See why i am arguing with you is not to support that my tut is awesome or some thing like that...Actually i am ashamed that this tut was found 2 year ago itself..

Why i am arguing with you coz your views about reference has shocked me...
I am arguing with you coz you have stated my act as plagarisum ..

You could have just posted that this tut was found 2 years ago by Amit and i would have accepted that and removed this tut itself.... but the way you argued with me was not good.....

AND THE ABOVE POST BY YOU IS ABSOLUTELY RIDICULOUS


----------



## victor_rambo (Apr 18, 2008)

^ I have nothing to do with who is doing what.



> but the way you argued with me was not good...


I know I should have not argued so much but frankly since you tried to pass it on as your own work by linking to your blog as the source, It was not possible for me to end the matter simply by pointing it out and infact, seemed as "Advertising" of your blog.

If you would not have linked to your blog unjustly, I would have never argued.


----------



## adi007 (Apr 18, 2008)

rohan_shenoy said:


> ^ I have nothing to do with who is doing what.
> 
> 
> I know I should have not argued so much but frankly since you tried to pass it on as your own work by linking to your blog as the source, It was not possible for me to end the matter simply by pointing it out and infact, seemed as "Advertising" of your blog.
> ...


First off all it's my own work...i never referred the labnol link you gave me....
I just referred the SDK docs in order to do so.....

See no one will give reference of SDK docs for their tut.....

If i was the first to make this tut then i would have never agreed with you...But unfortunately Amit found out this 2 years ago...so i can't argue with you any more...

But i must say one thing....

SDK reference is totally different from plagiarism

i think it would be nice if you could google about these two and then argue with me...


----------



## victor_rambo (Apr 18, 2008)

^ Whatever you say: Anybody who looks at the SDK docs and the tut can easily identify what the case is. I don't need to stress more to prove my point.

Referring is different from copying. Your code consists of about 10 lines of which all 10 can be exactly found as those in the docs. I don't understand what made you feel that you are justified to give  your blog as the SOURCE.

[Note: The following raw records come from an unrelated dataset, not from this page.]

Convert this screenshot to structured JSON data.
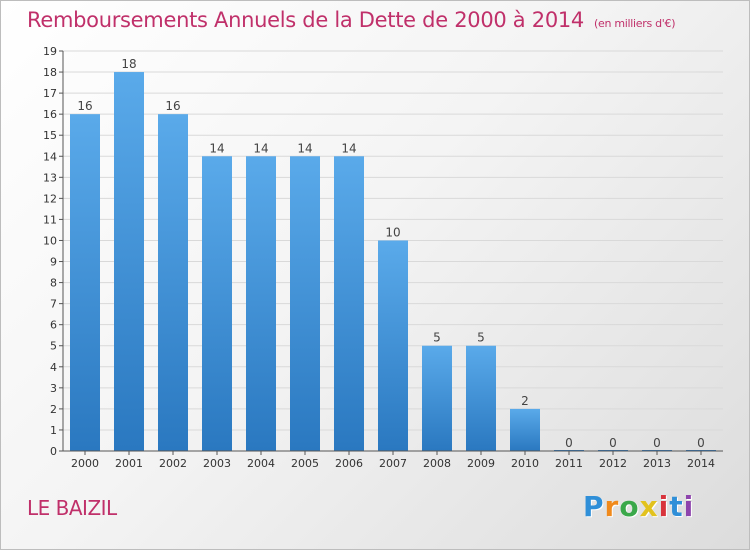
{
  "header": {
    "title": "Remboursements Annuels de la Dette de 2000 à 2014",
    "unit": "(en milliers d'€)"
  },
  "footer": {
    "commune": "LE BAIZIL",
    "brand_letters": [
      "P",
      "r",
      "o",
      "x",
      "i",
      "t",
      "i"
    ]
  },
  "colors": {
    "title": "#c0306a",
    "bar_top": "#5aaaea",
    "bar_bottom": "#2a78c0",
    "brand": [
      "#2f8fd8",
      "#f08a1c",
      "#3aa84a",
      "#e2c21e",
      "#d8343c",
      "#2f8fd8",
      "#8e44ad"
    ]
  },
  "chart_data": {
    "type": "bar",
    "title": "Remboursements Annuels de la Dette de 2000 à 2014",
    "categories": [
      "2000",
      "2001",
      "2002",
      "2003",
      "2004",
      "2005",
      "2006",
      "2007",
      "2008",
      "2009",
      "2010",
      "2011",
      "2012",
      "2013",
      "2014"
    ],
    "values": [
      16,
      18,
      16,
      14,
      14,
      14,
      14,
      10,
      5,
      5,
      2,
      0,
      0,
      0,
      0
    ],
    "data_labels": [
      "16",
      "18",
      "16",
      "14",
      "14",
      "14",
      "14",
      "10",
      "5",
      "5",
      "2",
      "0",
      "0",
      "0",
      "0"
    ],
    "y_ticks": [
      "0",
      "1",
      "2",
      "3",
      "4",
      "5",
      "6",
      "7",
      "8",
      "9",
      "10",
      "11",
      "12",
      "13",
      "14",
      "15",
      "16",
      "17",
      "18",
      "19"
    ],
    "ylim": [
      0,
      19
    ],
    "grid": true,
    "xlabel": "",
    "ylabel": ""
  }
}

The best description would be that "You have rewritten the same tutorial".


----------



## FilledVoid (Apr 18, 2008)

If you copy pasted the code from SDK then yes I think it requires a reference . Regardless of the fact that it is from the SDK documentation. That said if it is not as is in the SDK then it is not plagiarism and its called "collusion". And I seriously doubt if anyone checks for collusion in programs . An example would be having to post a reference for every line of code you put in the Programming Section.


----------



## adi007 (Apr 18, 2008)

> Your code consists of about 10 lines of which all 10 can be exactly found as those in the docs.


rofl....rofl....You are making me to laugh.....
Do you know what a SDK mean...Did you tried to google it....?
If anyone deigns a VB app then all the code used will be specified in the SDK itself...
man i need to save this thread before the mods come and delete the posts...it's so funny


----------



## victor_rambo (Apr 18, 2008)

@Adi, what you suppose to be "referred" is actually "lifted" from SDK.

It not a case where you are using a function or a trick from SDK, but rather your whole code is lifted from SDK docs.



> Do you know what a SDK mean


Does that change the reality that you lifted the code and tried to pass it as your own creative work?


----------



## adi007 (Apr 18, 2008)

FilledVoid said:


> If you copy pasted the code from SDK then yes I think it requires a reference . Regardless of the fact that it is from the SDK documentation. That said if it is not as is in the SDK then it is not plagiarism and its called "collusion". And I seriously doubt if anyone checks for collusion in programs . An example would be having to post a reference for every line of code you put in the Programming Section.


That;s what i am trying to convince him... 
I have not copy pasted the code from the SDK...you can see it for your self..


----------